Hari ini aku masih tak mau menjenguk Tuhan karena kecewa dan sakit hati masih memenuhi relung hati ini. Aku masih begitu membenciNya sepenuh hati. Aku tak menyangka bahwa diriNya bisa setega ini merenggutmu dariku secepat ini. Aku akan membenciNya untukmu.
Aku sering mendengar orang-orang membicarakanku ketika aku tak sengaja lewat di hadapan perkumpulan orang-orang itu. Yang paling sering aku dengar adalah mereka menamaiku sebagai: suami sial yang kehilangan istri dan perawat kedua anaknya.
Aku tak begitu sakit hati mendengarnya karena jujur saja aku pun merasa aku adalah seorang suami yang sial karena aku kehilanganmu. Aku kehilanganmu secepat kilat, secepat detik, secepat jaman. Aku masih tak menyangkanya. Kehilanganmu rasanya seperti sebuah selimut tebal hitam menutup seluruh tubuhku tanpa cela. Aku merasakan sebuah gelap yang menyiksa, pun tanpa cela siksaannya. Gelap gulita yang menyiksa ini diam-diam menggerogotiku dari dalam. Menggerogoti imanku, menggerogoti kepercayaanku terhadap yang memberi kehidupan- begitu Ia sebut diriNya di segala ayat-ayatNya padahal aslinya Ia adalah yang paling sering memberi kesengsaraan dan hadiah kematian.

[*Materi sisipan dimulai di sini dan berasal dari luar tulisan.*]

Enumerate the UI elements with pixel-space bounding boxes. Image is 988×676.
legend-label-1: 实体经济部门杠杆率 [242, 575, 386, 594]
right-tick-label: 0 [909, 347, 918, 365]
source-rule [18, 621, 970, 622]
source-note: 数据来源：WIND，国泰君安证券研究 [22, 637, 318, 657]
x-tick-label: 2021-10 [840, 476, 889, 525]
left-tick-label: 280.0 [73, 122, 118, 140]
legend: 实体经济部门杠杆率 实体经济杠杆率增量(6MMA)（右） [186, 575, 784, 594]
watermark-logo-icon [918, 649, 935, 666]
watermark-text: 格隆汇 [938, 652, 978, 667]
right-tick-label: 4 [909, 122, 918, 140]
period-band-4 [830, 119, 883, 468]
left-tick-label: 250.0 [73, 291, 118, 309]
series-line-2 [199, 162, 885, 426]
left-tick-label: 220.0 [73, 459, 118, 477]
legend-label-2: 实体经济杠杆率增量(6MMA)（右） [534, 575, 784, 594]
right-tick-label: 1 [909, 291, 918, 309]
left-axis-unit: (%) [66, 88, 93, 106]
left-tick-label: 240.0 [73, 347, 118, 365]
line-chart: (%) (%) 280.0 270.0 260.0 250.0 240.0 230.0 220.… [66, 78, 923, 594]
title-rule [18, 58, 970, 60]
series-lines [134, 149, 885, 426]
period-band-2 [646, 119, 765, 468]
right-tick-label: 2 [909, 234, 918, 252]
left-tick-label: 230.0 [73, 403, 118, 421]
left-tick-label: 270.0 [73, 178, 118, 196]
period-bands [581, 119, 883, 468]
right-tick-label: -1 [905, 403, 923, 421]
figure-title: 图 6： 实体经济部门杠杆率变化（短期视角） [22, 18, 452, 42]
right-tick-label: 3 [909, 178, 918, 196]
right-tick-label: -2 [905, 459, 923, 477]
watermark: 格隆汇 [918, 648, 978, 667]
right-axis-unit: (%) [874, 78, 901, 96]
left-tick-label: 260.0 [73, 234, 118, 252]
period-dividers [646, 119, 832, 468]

Tak semua orang bisa hidup, tapi semua manusia pasti mati di tanganNya. Dan aku membenci hal itu.
Aku tak paham mengapa dirinya harus mengambil jiwa-jiwa baik yang ingin bahagia. Aku tak mengerti mengapa Ia akan selalu mengambil yang baik lebih dulu dibandingkan yang jahat jiwa. Aku tak mengerti mengapa Ia akan selalu memberi kesengsaraan pada yang baik, sedang yang bajingan selalu dipermudah jalannya. Kenapa diriNya selalu sekejam itu kepada umatNya? Aku masih bertanya-tanya. Untuk apa aku selama ini sujud dan doa penuh yakin padaNya agar diriNya bisa menjagamu pun menjaga anak kita, sedangkan Ia malah mengambilmu secepat ini? Untuk apa? Untuk apa Ia janjikan segala omong kosong itu bahawa diriNya akan mengabulkan segala doaku, sedangkan pada nyatanya Ia tak ayal hanyalah sebuah fana yang diciptakan manusia-manusia lemah yang butuh alasan untuk membohongi yang lain. Dan mungkin aku dan dirimu juga menjadi salah dua korban yang percaya akan dongeng-dongeng manusia lemah jaman dahulu.